The aftereffects of my celebration of the demise of the Columbia River Crossing took longer to wear off than I expected. I think I'm back to normal now.
Today's paper Oregonian (the story doesn't appear to be online) reports that the Oregon Department of Transportation is running out of money and likely will not be able to undertake new projects or even maintain the existing highways and bridges. The reasons are threefold. First, Oregonians are driving less and using more efficient cars, so gas tax revenues are down. Second, federal grants for state highways will stop when the federal Highway Trust Fund goes dry next year. (Yuxing Zheng of the Oregonian wrote about that on March 28, here.) Third, ODOT is making massive debt service payments of nearly $200 million/year, maxing out at $210 million/year) on the $2.5 billion in bonds it's issued to finance the road and bridge construction projects under the Oregon Transportation Investment Act of 2001 and its successors.
Declining revenues, large debts, no federal funds: what's an agency to do? The public is reluctant to raise taxes to finance even the best highway spending, and residents of low-tax areas of the state, mainly rural, don't like to contribute to funds that they see as mainly spent to help urbanites.
At the same time it must be conceded by all but the most Teaful of the Party that the state gasoline tax is cheaper now, in inflation-adjusted dollars, than it's been for years, possibly since our first gasoline tax of 1c/gallon in 1919. From 1967 to 1981 the tax was 7c/gallon, from 1981 to 1984 it was 8c/gallon, increases in 1984, 1985, and 1986 brought it to 11c/gallon. From 1993 to 2011 it was 24c/gallon. In 2011 it was raised to 30c/gallon, where it is today, standing at about 9% of the pretax retail price of gasoline. In 2004 Oregon's tax of 24c was about 19% of the pretax retail price (24c out of $1.35 or so). In 1972 the 7c tax was nearly 30% of the pretax price of 25c/gallon. (The state and federal taxes brought the retail price of branded gasoline to 36c/gallon then.)
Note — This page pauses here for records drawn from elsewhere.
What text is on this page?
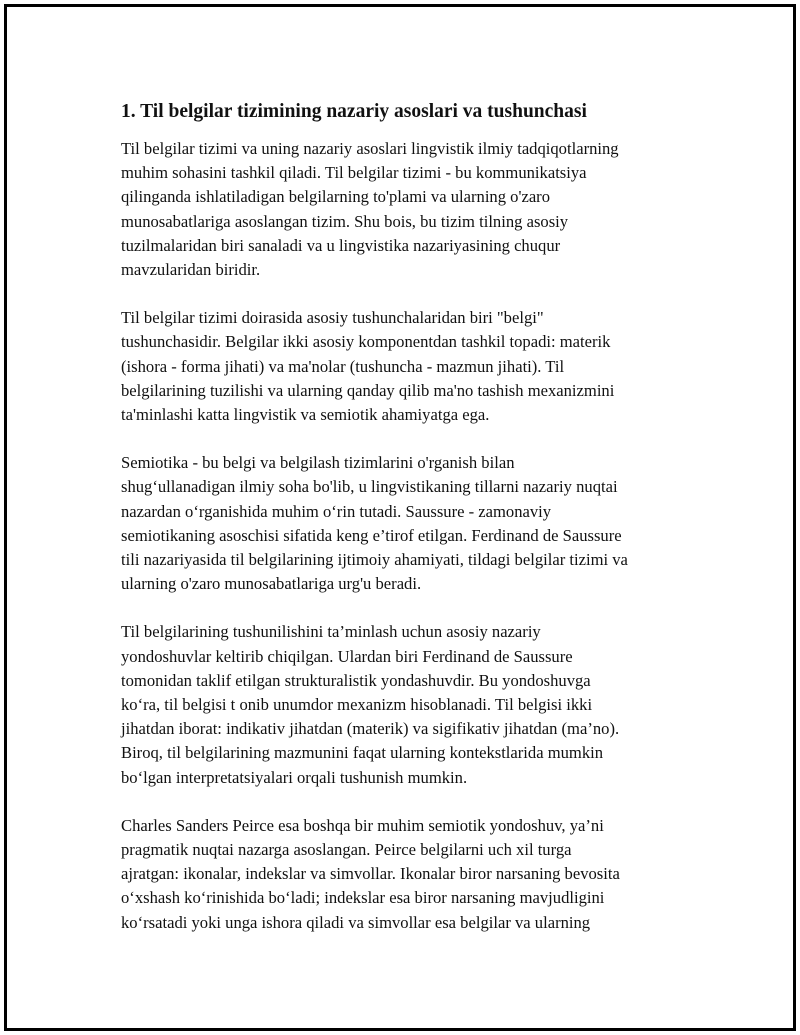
1. Til belgilar tizimining nazariy asoslari va tushunchasi

Til belgilar tizimi va uning nazariy asoslari lingvistik ilmiy tadqiqotlarning
muhim sohasini tashkil qiladi. Til belgilar tizimi - bu kommunikatsiya
qilinganda ishlatiladigan belgilarning to'plami va ularning o'zaro
munosabatlariga asoslangan tizim. Shu bois, bu tizim tilning asosiy
tuzilmalaridan biri sanaladi va u lingvistika nazariyasining chuqur
mavzularidan biridir.

Til belgilar tizimi doirasida asosiy tushunchalaridan biri "belgi"
tushunchasidir. Belgilar ikki asosiy komponentdan tashkil topadi: materik
(ishora - forma jihati) va ma'nolar (tushuncha - mazmun jihati). Til
belgilarining tuzilishi va ularning qanday qilib ma'no tashish mexanizmini
ta'minlashi katta lingvistik va semiotik ahamiyatga ega.

Semiotika - bu belgi va belgilash tizimlarini o'rganish bilan
shug‘ullanadigan ilmiy soha bo'lib, u lingvistikaning tillarni nazariy nuqtai
nazardan o‘rganishida muhim o‘rin tutadi. Saussure - zamonaviy
semiotikaning asoschisi sifatida keng e’tirof etilgan. Ferdinand de Saussure
tili nazariyasida til belgilarining ijtimoiy ahamiyati, tildagi belgilar tizimi va
ularning o'zaro munosabatlariga urg'u beradi.

Til belgilarining tushunilishini ta’minlash uchun asosiy nazariy
yondoshuvlar keltirib chiqilgan. Ulardan biri Ferdinand de Saussure
tomonidan taklif etilgan strukturalistik yondashuvdir. Bu yondoshuvga
ko‘ra, til belgisi t onib unumdor mexanizm hisoblanadi. Til belgisi ikki
jihatdan iborat: indikativ jihatdan (materik) va sigifikativ jihatdan (ma’no).
Biroq, til belgilarining mazmunini faqat ularning kontekstlarida mumkin
bo‘lgan interpretatsiyalari orqali tushunish mumkin.

Charles Sanders Peirce esa boshqa bir muhim semiotik yondoshuv, ya’ni
pragmatik nuqtai nazarga asoslangan. Peirce belgilarni uch xil turga
ajratgan: ikonalar, indekslar va simvollar. Ikonalar biror narsaning bevosita
o‘xshash ko‘rinishida bo‘ladi; indekslar esa biror narsaning mavjudligini
ko‘rsatadi yoki unga ishora qiladi va simvollar esa belgilar va ularning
Herewith, therefore, the Laquedem Pay to Pave Gas Tax Plan. Let us vote on raising the gasoline tax to 40c/gallon, with the extra 10c devoted 95% to road and bridge maintenance (no new projects) and 5% to what the planner-types call "active transportation": bike paths, sidewalks, wheelchair ramps, and other aids to unpowered mobility (no light rail). The first Laquedem catch is that we'll tally the vote county by county, and impose the tax only in those counties that approve the measure. If you and your neighbors don't want to pay the tax to maintain your state highways, you don't have to pay it.
"Why would anyone vote for it?" you ask. That's the second Laquedem catch: ODOT will be authorized to spend the money only in those counties that approve the tax. If, for example, Curry County rejects the tax, then ODOT may not spend any money from the fund in Curry County. People who are willing to pay for paved highways can have them; people who don't want to pay for paved roads can enjoy their potholes while they salute Ayn Rand.